もう20年も前になりますが、ジノ・ヴァネリの「Night Walker」というアルバムでヴィニーを初めて聴きました。僕らの世代では、こういう人も少なくないと思います。「なんじゃこの重くてトルクがあってフレーズが歌っていてテクニックバリバリなドラムは?つうかどうやって叩くとこんな音になるの?」と思ってクレジットを見ると「Vince Colaiuta」とクレジットされています。コレイウタ?なんじゃそりゃと思いつつ、もの凄い分厚いバックの演奏の中で、一際エネルギーを発しているそのドラミングには、ジャンルや好みを超えた魅力がありました。
その後、私はジョニ・ミッチェル、スティング、チック・コリア、カリズマを始めたくさんのヴィニーを聴きましたが、20年たった今でも「Night Walker」でのヴィニーのプレイが好きです。
さて、ブルーノートでは、なんとステージ中央最前列で演奏を聴くことができました。とにかくワクワクでしたが、その感想をいくつかまとめてみましょう。
1)抜群の安定感
テンポというものに対する感覚が、一般平均レベルの1万倍くらいあるんじゃないかと思いますね。そして、その精度を演奏で実現している。リズムマシンより安定している気がします。これはもちろんある種の例えではありますが、下手な打ち込みだと、MIDIの遅れって結構ありますから、これは本当にそうかもしれないとすら感じます。
2)貼り付くようなストローク
もしもスティックが鉄でできていて、タイコが強力な磁石だったら、こんな風になるのでは無いかと。ものすごいチップスピードでヘッドに向かい、叩いた直後、確実にある一定の時間はヘッドに叩きに行った腕が貼り付いているという感じです。

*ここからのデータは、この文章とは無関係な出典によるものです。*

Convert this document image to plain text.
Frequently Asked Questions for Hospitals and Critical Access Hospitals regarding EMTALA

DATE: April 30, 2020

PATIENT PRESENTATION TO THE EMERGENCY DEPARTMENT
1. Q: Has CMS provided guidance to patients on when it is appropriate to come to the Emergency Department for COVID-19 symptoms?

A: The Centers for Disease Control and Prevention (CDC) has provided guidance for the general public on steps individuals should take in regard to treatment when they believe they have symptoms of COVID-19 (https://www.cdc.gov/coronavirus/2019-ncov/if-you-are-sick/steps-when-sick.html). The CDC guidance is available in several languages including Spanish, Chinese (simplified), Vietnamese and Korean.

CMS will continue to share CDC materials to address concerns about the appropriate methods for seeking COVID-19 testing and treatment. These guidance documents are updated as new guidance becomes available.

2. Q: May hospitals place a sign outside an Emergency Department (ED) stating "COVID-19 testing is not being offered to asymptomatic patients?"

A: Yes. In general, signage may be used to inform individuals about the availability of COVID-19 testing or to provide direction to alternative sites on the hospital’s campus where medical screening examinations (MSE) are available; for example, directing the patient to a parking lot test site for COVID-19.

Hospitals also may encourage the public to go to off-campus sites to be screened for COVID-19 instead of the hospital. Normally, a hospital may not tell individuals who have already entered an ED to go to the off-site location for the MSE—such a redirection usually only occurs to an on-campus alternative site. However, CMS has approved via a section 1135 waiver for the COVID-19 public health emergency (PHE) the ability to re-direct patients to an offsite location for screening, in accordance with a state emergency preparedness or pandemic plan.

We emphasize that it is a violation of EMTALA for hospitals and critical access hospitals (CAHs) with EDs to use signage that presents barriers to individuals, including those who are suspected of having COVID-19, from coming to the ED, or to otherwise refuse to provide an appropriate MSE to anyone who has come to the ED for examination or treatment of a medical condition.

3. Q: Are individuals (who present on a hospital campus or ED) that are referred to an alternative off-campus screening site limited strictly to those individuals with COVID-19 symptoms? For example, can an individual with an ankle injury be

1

そうして出てくる音は、シェルが横に膨らむようなイメージです。タイコが中から破裂する感じ。かといって、これは実際に押し込んだり、ヘッドに当てつけているのではなくて、叩いた後に打面ギリギリで止まっている感じです。
もの凄いピンポイントに地球並みの重さがかかっているというような、ピアノシモからフォルテシモまで、すべてが気合い500%のショットです。ある意味濃すぎて気が抜けなくて、リラックスして楽しめないほどです(^^) あんなストローク、どうやったら身に付くんだろう(笑)
3)ソリッドなマスクとそうでない体型(^^)
ドラム雑誌などをみていると、ヴィニーの凛々しい表情が載っていたりします。キリッとしていて隙のないマスクですね。それに対して、体はというと結構横にもデカイ。で、ステージ衣装は結構ルーズなゴムパンツみたいなもので、あ、いや、実はすごいブランドのものだったりとかするのかもしれませんが、見る目の無い私および一緒に見ていた何人かはそう感じてます、ハイ。ま、ドラマーは汗もかきますからね、スポーツウェア系の人もいますけれども、ともかくそういう出で立ちだったので、顔はキリリ、体はデップリ(失礼)、という感じでした。まぁ、ある程度知っていましたが、想像以上でもありました。
以前、カーク・コビントンを見たときも思いましたが、やはりある程度の重量がないと、あれだけのビートは叩けないのかもしれません。
このほかにもヴィニーの特徴はあるわけですが、なんつっても、生でもCDでも、その凄さは変わらないですね。以前ボカ〜ンにもかいたことがあると思いますが、ユーミンのアルバムのメイキングビデオの中で、ヴィニーが叩いた「タチー」というピックアップフィルで仰け反ったことがありましたが、それはまさに想像通りの凄さでした。
ヴィニーを初めて聴いてから早20年。こんなに長い間、生で見ることがなかったなんて、自分はなんと不勉強なのだろうと思いつつも、今後の機会があったら、皆さんも是非体験してください。次は歌モノのヴィニーがみたいですね〜。